Ausschüttungen in Aussicht gestellt

Nach Aussage von Geschäftsführer Markowsky sind überdies bei einem zehn Jahre laufenden Darlehen zwei Zins- und Tilgungszahlungen aufgeschoben worden. Statt zehn laufe das Darlehen elf Jahre. Dies alles sei den Anlegern bekannt, sagt Markowsky. Er stellt regelmäßige Ausschüttungen von 2013/2014 an in Aussicht. Dann seien zwei der drei Darlehen getilgt und ein größerer Teil der Einnahmen stehe für Ausschüttungen zur Verfügung.

Eine Gruppe von Anlegern ist mit dieser Aussicht auf Besserung in der Zukunft nicht zufriedenzustellen. Sie hat sich in der Initiative Pro-Beirat zusammengeschlossen. Sie will erreichen, dass aus dem Kreis der Anleger ein Beirat bestellt wird, der der Geschäftsführung auf die Finger schaut. Das haben Markowsky und Rogg in der Vergangenheit abgelehnt, zeigen aber jetzt Kompromissbereitschaft.

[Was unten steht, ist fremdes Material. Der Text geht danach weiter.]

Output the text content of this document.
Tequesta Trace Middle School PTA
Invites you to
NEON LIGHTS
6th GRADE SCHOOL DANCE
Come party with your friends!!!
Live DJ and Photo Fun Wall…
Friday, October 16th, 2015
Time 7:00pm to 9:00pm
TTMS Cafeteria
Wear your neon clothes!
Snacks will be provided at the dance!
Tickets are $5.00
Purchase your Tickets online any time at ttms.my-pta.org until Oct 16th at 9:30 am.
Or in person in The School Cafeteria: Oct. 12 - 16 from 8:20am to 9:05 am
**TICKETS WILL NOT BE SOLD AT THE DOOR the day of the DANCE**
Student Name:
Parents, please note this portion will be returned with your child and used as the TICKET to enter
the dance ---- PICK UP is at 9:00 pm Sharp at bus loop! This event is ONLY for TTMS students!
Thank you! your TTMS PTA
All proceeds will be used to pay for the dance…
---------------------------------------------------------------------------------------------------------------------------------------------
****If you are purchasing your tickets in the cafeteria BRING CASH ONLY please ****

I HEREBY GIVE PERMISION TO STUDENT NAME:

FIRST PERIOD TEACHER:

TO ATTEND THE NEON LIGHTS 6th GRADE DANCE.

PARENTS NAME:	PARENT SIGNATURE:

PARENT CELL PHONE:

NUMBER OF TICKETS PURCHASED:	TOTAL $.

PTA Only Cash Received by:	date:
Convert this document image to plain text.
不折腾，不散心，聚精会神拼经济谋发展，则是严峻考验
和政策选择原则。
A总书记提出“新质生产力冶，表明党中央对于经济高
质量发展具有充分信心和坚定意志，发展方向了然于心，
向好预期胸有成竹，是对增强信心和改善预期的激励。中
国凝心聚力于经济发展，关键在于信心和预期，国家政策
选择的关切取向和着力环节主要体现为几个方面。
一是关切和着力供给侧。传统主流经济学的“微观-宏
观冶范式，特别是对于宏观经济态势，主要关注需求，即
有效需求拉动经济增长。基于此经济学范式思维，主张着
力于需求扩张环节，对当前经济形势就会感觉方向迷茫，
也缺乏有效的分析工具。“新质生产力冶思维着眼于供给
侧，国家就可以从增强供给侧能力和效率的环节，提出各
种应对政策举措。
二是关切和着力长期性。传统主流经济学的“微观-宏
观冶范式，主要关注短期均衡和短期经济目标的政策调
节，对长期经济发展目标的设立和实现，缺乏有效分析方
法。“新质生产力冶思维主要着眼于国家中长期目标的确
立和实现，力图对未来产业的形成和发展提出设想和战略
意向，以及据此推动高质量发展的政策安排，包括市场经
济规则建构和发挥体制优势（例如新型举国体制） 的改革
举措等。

Die Gruppe Pro-Beirat äußert Zweifel an der Rechtmäßigkeit der Beschlüsse der Gesellschafterversammlung von Juli 2012. Die Gruppe hat Klage eingereicht. Das ist nicht die erste gerichtliche Auseinandersetzung der Opposition mit der Regiowind-Geschäftsführung. Schon um die Herausgabe der Adressen der Anleger gab es Streit. Man habe eine einstweilige Verfügung erwirken müssen, sagen die Kritiker. Nach dem Urlaub der Geschäftsführer hätte man die Adressen selbstverständlich freiwillig herausgegeben, halten die Geschäftsführer dagegen.

Auch Anleger, die der Geschäftsführung im Grunde wohlgesonnen sind, bemängeln die fehlende Transparenz bei Regiowind. Ein Anlegerbeirat und eine detaillierte jährliche Leistungsbilanz seien Dinge, die der Bundesverband Windenergie (BWE) für alle Gesellschaften empfehle. Markowsky kann das alles wissen, denn er ist seit vielen Jahren im BWE aktiv und einer der wichtigsten Verbandsvertreter in Baden-Württemberg.

Für die Freiburger Regiowind-Tochter steht in den nächsten Monaten eine wichtige Entscheidung bevor: Soll die Gesellschaft für zwölf Millionen Euro ein zusätzliches Riesenwindrad am Schauinsland errichten? Dafür müssten die Anleger – und/oder neue Geldgeber – 3,8 Millionen Euro Kapital aufbringen. Markowsky ist sicher: Wenn diese Anlage laufe, werde die Ausschüttung nicht gemindert, die Anlage laufe aber zehn Jahre länger. Es gäbe also zehn Jahre länger eine Ausschüttung.

Die Kritiker bemängeln die Informationspolitik der Geschäftsführung. Bisher lägen keine detaillierten Informationen über die Windverhältnisse am geplanten Standort vor. Auch gebe es keine Langzeiterfahrung mit der geplanten Windanlage, die mit Turm fast 200 Meter hoch wäre. Tatsächlich ist man auch beim Finanzkonzern Wüstenrot & Württembergische zurückhaltend. Die Anlagen seien nicht für das Binnenland gedacht, heißt es dort. Andreas Markowsky dagegen ist zuversichtlich. Es sei ein Windrad von Enercon geplant. Mit dieser Firma haben man gute Erfahrungen gemacht.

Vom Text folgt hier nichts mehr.